Executive director, Greater Lowell Health Alliance
Today, when someone says “substance abuse,” the first thing many people think of is opiates. But there is another form of substance misuse and abuse that we as health professionals have been fighting for well over 30 years: alcohol.
Have we forgotten about the data presented in the 2015 Youth Behavioral Risk Factor Surveillance System? The federal report found that there was only a 1.8 percent decrease in the number of Massachusetts youths aged 12-20 who reported binge or excessive drinking or chronic drinking from 2010-2014. It also showed that Massachusetts’ rates in 2013-2014 were almost four percent above the national average. The “adult version” of the report found that 361,000 residents over the age of 21 reported excessive alcohol use.
Excessive drinking has serious consequences. One in three car accidents in the United States involves drunk driving, and according to American Health Rankings, an average of 2.5 million years of potential life were lost annually due to excessive drinking from 2006-2010. Binge drinking also puts a strain the economy. In 2010 the median cost of excessive drinking was about $5.6 billion in Massachusetts. Whether an individual participates in excessive drinking or not, we all pay.
So how do we reduce the excessive drinking rate and the drain on our wallets? One of the strategies recommended by a federal task force in 2015 was to increase the tax on alcohol. The research suggests that there is an indirect link between the cost of alcohol and the number of deaths and injuries that are related to alcohol use. Simply put, “for every 10 percent increase in price, alcohol consumption is expected to decrease by more than 7 percent,” the task force said.
Massachusetts’ alcohol tax rates are seventh-lowest in the country for beer, and 17th- and 19th- lowest for distilled spirits and wine, respectively. By raising the taxes, we could reduce excessive alcohol use and rates of mortality related to drunk driving.
The added state revenue from higher taxes could be directed to alcohol abuse prevention education and social-emotion wellness programs for young people. Alcoholism is a disorder, not a behavioral choice. By investing in programs that will teach children the skills they need to develop self-confidence, self-affrmation and self-efficacy, the community is directly investing in the potential of every child.
Owner, Kappy’s Fine Wines & Spirits, Everett
Next time you’re in New Hampshire, take a spin through one of the state liquor store parking lots and pay special attention to the number of Massachusetts license plates you see. Every time a Massachusetts resident shops in our neighboring state, the Commonwealth loses money through lower business and payroll taxes paid by Massachusetts businesses, and lower alcohol excise taxes collected from the Commonwealth’s liquor, wine, and beer wholesalers.

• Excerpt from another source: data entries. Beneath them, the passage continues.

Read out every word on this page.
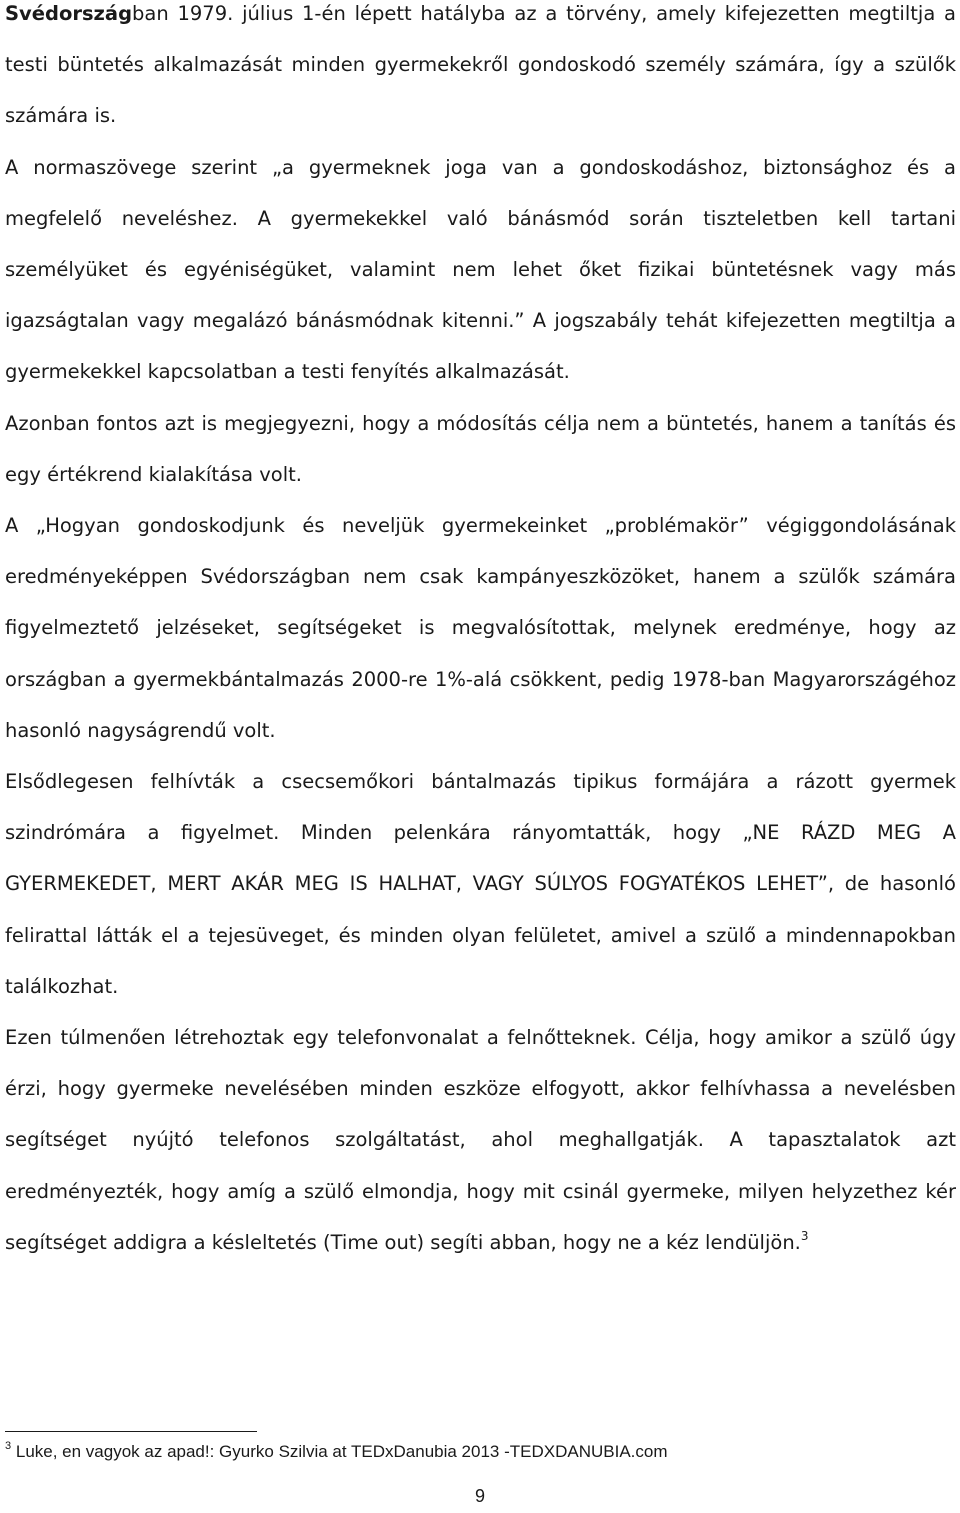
Svédországban 1979. július 1-én lépett hatályba az a törvény, amely kifejezetten megtiltja a testi büntetés alkalmazását minden gyermekekről gondoskodó személy számára, így a szülők számára is.

A normaszövege szerint „a gyermeknek joga van a gondoskodáshoz, biztonsághoz és a megfelelő neveléshez. A gyermekekkel való bánásmód során tiszteletben kell tartani személyüket és egyéniségüket, valamint nem lehet őket fizikai büntetésnek vagy más igazságtalan vagy megalázó bánásmódnak kitenni.” A jogszabály tehát kifejezetten megtiltja a gyermekekkel kapcsolatban a testi fenyítés alkalmazását.

Azonban fontos azt is megjegyezni, hogy a módosítás célja nem a büntetés, hanem a tanítás és egy értékrend kialakítása volt.

A „Hogyan gondoskodjunk és neveljük gyermekeinket „problémakör” végiggondolásának eredményeképpen Svédországban nem csak kampányeszközöket, hanem a szülők számára figyelmeztető jelzéseket, segítségeket is megvalósítottak, melynek eredménye, hogy az országban a gyermekbántalmazás 2000-re 1%-alá csökkent, pedig 1978-ban Magyarországéhoz hasonló nagyságrendű volt.

Elsődlegesen felhívták a csecsemőkori bántalmazás tipikus formájára a rázott gyermek szindrómára a figyelmet. Minden pelenkára rányomtatták, hogy „NE RÁZD MEG A GYERMEKEDET, MERT AKÁR MEG IS HALHAT, VAGY SÚLYOS FOGYATÉKOS LEHET”, de hasonló felirattal látták el a tejesüveget, és minden olyan felületet, amivel a szülő a mindennapokban találkozhat.

Ezen túlmenően létrehoztak egy telefonvonalat a felnőtteknek. Célja, hogy amikor a szülő úgy érzi, hogy gyermeke nevelésében minden eszköze elfogyott, akkor felhívhassa a nevelésben segítséget nyújtó telefonos szolgáltatást, ahol meghallgatják. A tapasztalatok azt eredményezték, hogy amíg a szülő elmondja, hogy mit csinál gyermeke, milyen helyzethez kér segítséget addigra a késleltetés (Time out) segíti abban, hogy ne a kéz lendüljön.$^3$

$^3$ Luke, en vagyok az apad!: Gyurko Szilvia at TEDxDanubia 2013 -TEDXDANUBIA.com
9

Now, Beacon Hill is entertaining a proposal to shift more revenue to New Hampshire, by raising alcohol excise taxes here in Massachusetts. People heading over the border to shop is a longstanding problem for Massachusetts, but the state seems all too eager to not only exacerbate the problem but to do so on the backs of the Commonwealth’s lower-income residents, who tend to be the hardest hit by ultra-regressive taxes like excise taxes.
Taxes are termed “regressive” when they take a larger portion of the incomes of lower-income people than of wealthier ones. Alcohol and other so-called “sin” taxes are especially regressive because they target populations that have lower levels of income on average than the population at large.
Past efforts in Massachusetts to squeeze more tax revenue from alcohol sales have failed. For example, in 2009 the Legislature enacted a law to impose an additional tax on alcohol sales on top of the excise tax. Voters overturned that law in a statewide referendum in 2010, recognizing not only the inherent unfairness of adding a new tax on top of existing tax, but also the foolishness of creating incentives to export Massachusetts business and state revenue.
The fact is that the tax rate on alcohol in Massachusetts is just right the way it is. The Commonwealth enjoys a robust and competitive marketplace, and yet the current taxes and regulations governing the sale of alcohol have produced the nation’s second-best record on limiting driving under the influence, and one of the nation’s lowest death rate for fatalities resulting from DUI according to an analysis by BackgroundCheck.org. Proponents of an excise tax increase are well-meaning, and claim the increased revenue will provide additional services for residents of the Commonwealth. But there will be no increased revenue if taxes rise and people are increasingly forced to cross the state border to shop.